CS210 students are assessed by how they perform in quizzes, programming and problem solving assignments. Quizzes are the most rigorously graded in terms of penalizing and providing feedback to the students. The solutions to the quiz questions are discussed in the class, when they are handed back to students. When grading programming and problem solving assignments, the students are given a significant credit for their effort and fulfillment of the requirements of the assignment. This “effort” is evident from the included summary and other submission materials. Some additional aspects observed and graded are: working code, problem solving decisions, design process, generality of code, test cases and sample runs.

My intention when assigning and assessing these exercises is that I want my students to learn from them to be able to apply and scale what they learn in this course to later courses and professional life.

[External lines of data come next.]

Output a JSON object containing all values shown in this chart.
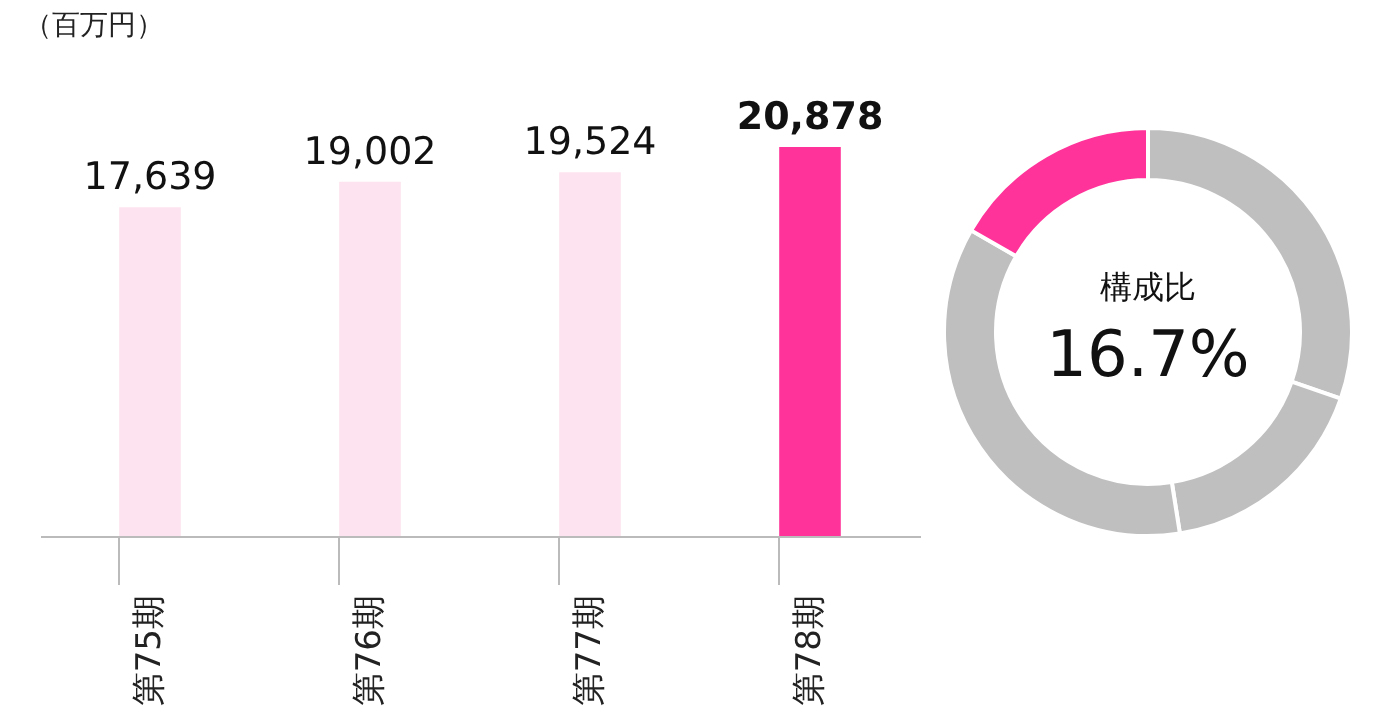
{
  "chart_data": [
    {
      "type": "bar",
      "categories": [
        "第75期",
        "第76期",
        "第77期",
        "第78期"
      ],
      "values": [
        17639,
        19002,
        19524,
        20878
      ],
      "value_labels": [
        "17,639",
        "19,002",
        "19,524",
        "20,878"
      ],
      "colors": [
        "#fde3ef",
        "#fde3ef",
        "#fde3ef",
        "#ff3399"
      ],
      "tick_labels": "x",
      "annotations": [
        "（百万円）"
      ]
    },
    {
      "type": "donut",
      "categories": [
        null,
        null,
        null,
        null
      ],
      "values": [
        30.3,
        17.2,
        35.8,
        16.7
      ],
      "colors": [
        "#bfbfbf",
        "#bfbfbf",
        "#bfbfbf",
        "#ff3399"
      ],
      "annotations": [
        "構成比",
        "16.7%"
      ]
    }
  ]
}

Here are some common examples of grading comments. These are collected from assignments that were graded.

Grading comment: There is no stopping condition. This will go on forever, and there is no graceful way of ending this. Need to change the Always TRUE condition to the check if the input parameter is ‘q’ (see requirements and sample output in the assignment).

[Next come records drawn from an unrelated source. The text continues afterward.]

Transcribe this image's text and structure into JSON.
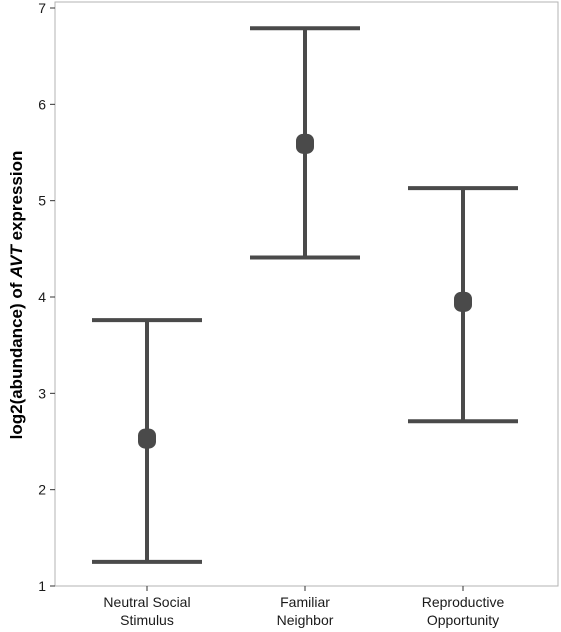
{
  "chart_data": {
    "type": "scatter",
    "subtype": "point-with-error-bars",
    "title": "",
    "xlabel": "",
    "ylabel_parts": [
      "log2(abundance) of ",
      "AVT",
      " expression"
    ],
    "categories": [
      [
        "Neutral Social",
        "Stimulus"
      ],
      [
        "Familiar",
        "Neighbor"
      ],
      [
        "Reproductive",
        "Opportunity"
      ]
    ],
    "values": [
      2.53,
      5.59,
      3.95
    ],
    "lower": [
      1.25,
      4.41,
      2.71
    ],
    "upper": [
      3.76,
      6.79,
      5.13
    ],
    "ylim": [
      1,
      7
    ],
    "yticks": [
      1,
      2,
      3,
      4,
      5,
      6,
      7
    ],
    "grid": false,
    "legend": "none",
    "colors": {
      "mark": "#4a4a4a",
      "frame": "#b3b3b3",
      "axis": "#333333"
    }
  }
}
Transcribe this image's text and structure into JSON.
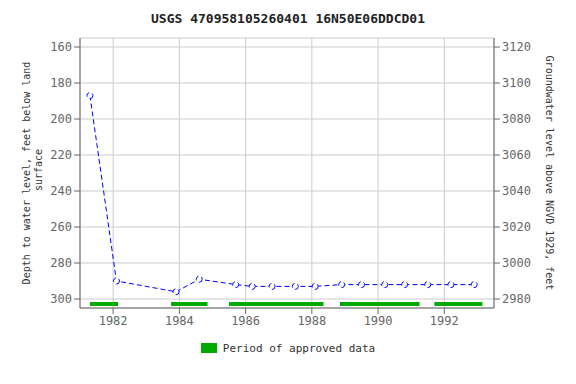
{
  "chart_data": {
    "type": "line",
    "title": "USGS 470958105260401 16N50E06DDCD01",
    "y_label": "Depth to water level, feet below land\n surface",
    "y2_label": "Groundwater level above NGVD 1929, feet",
    "x": [
      1981.3,
      1982.1,
      1983.9,
      1984.6,
      1985.7,
      1986.2,
      1986.8,
      1987.5,
      1988.1,
      1988.9,
      1989.5,
      1990.2,
      1990.8,
      1991.5,
      1992.2,
      1992.9
    ],
    "series": [
      {
        "type": "line",
        "color": "#0000FF",
        "marker": "circle",
        "line_style": "dashed",
        "values": [
          187,
          290,
          296,
          289,
          292,
          293,
          293,
          293,
          293,
          292,
          292,
          292,
          292,
          292,
          292,
          292
        ]
      },
      {
        "type": "range",
        "name": "Period of approved data",
        "color": "#00AA00",
        "periods": [
          [
            1981.3,
            1982.15
          ],
          [
            1983.75,
            1984.85
          ],
          [
            1985.5,
            1988.35
          ],
          [
            1988.85,
            1991.25
          ],
          [
            1991.7,
            1993.15
          ]
        ]
      }
    ],
    "xlim": [
      1981.0,
      1993.5
    ],
    "xticks": [
      1982,
      1984,
      1986,
      1988,
      1990,
      1992
    ],
    "ylim": [
      305,
      155
    ],
    "yticks": [
      160,
      180,
      200,
      220,
      240,
      260,
      280,
      300
    ],
    "y2lim": [
      2975,
      3125
    ],
    "y2ticks": [
      3120,
      3100,
      3080,
      3060,
      3040,
      3020,
      3000,
      2980
    ],
    "grid": true
  }
}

Grading Comment: The For loop is executed as long as the check (second test) is true. That means, the loop starts wih i=0, and the number of times it will run is equal to the number of characters in the string. Instead it needs to run 1 less character, so need to change the check condition to: i < isbn.length()-1;

Grading Comment: You need to check the values being input to make sure they fall in the acceptable range of values that the program can handle. Also would be helpful to provide the acceptable range of value in the input prompt, like:

Deleting a book/contact record that was in an array data structure; Lack of a variable to keep track of the current count of valid records and array now contains dummy and non-existent records, interlaced with valid records. This leads to inefficient design of having to check the validity of the data by comparing against some system defined ‘dummy data’.

When records in the array are deleted, the array needs to be managed as such. One strategy is to copying the records up, overwriting the deleted record, and updating the counter variable to indicate total number of records.

When deleting a records/entry from an array, by just setting the data values to dummy is not enough. That will lead to inefficient design and problem when saving the data to permanent storage, and then when reading the data back, additional code will be needed to check if the data is valid or not (say by comparing against some code defined dummy data code).

1. Use a counter variable to keep track of how many valid or active records are there in the array.

3. When storing data permanently, store the counter variable also, to allow you to read back only actual active records.

Grading Comment: Time is a variable that is independent of the Lunar Lander class abstraction. To store it in as a private data member is incorrect, since it is not contained or a component of the class. Instead it is a global variable of and whose value is supplied by the user of this object. The object then uses this value to “run” the Lander.

Conclusion

My main objective of this course was to teach problem solving on the way to teaching programming. Students are expected to learn problem solving techniques and C++ language aspects to be able to combine them to program to realize the power of computing. This will help with them with when pursuing further CS education and in IT jobs. I found that this is difficult, if not impossible, for me to achieve, because of, the lack of student aptitude, due to lack of sufficient time and resources, due to excessive students’ interest in learning a particular programming language rather than the programming concepts, and, finally but not the least important of the reasons, the deficiency of pedagogical practices employed by me, namely, not spending enough time on problem solving and/or spending too much time on language aspects, not incorporated these design requirements in to and not assessing the usage of these in programming assignments. By following the feedback design principles, to balance this desire with reality, I need to both temper this course objective and incorporate the “missing” practices.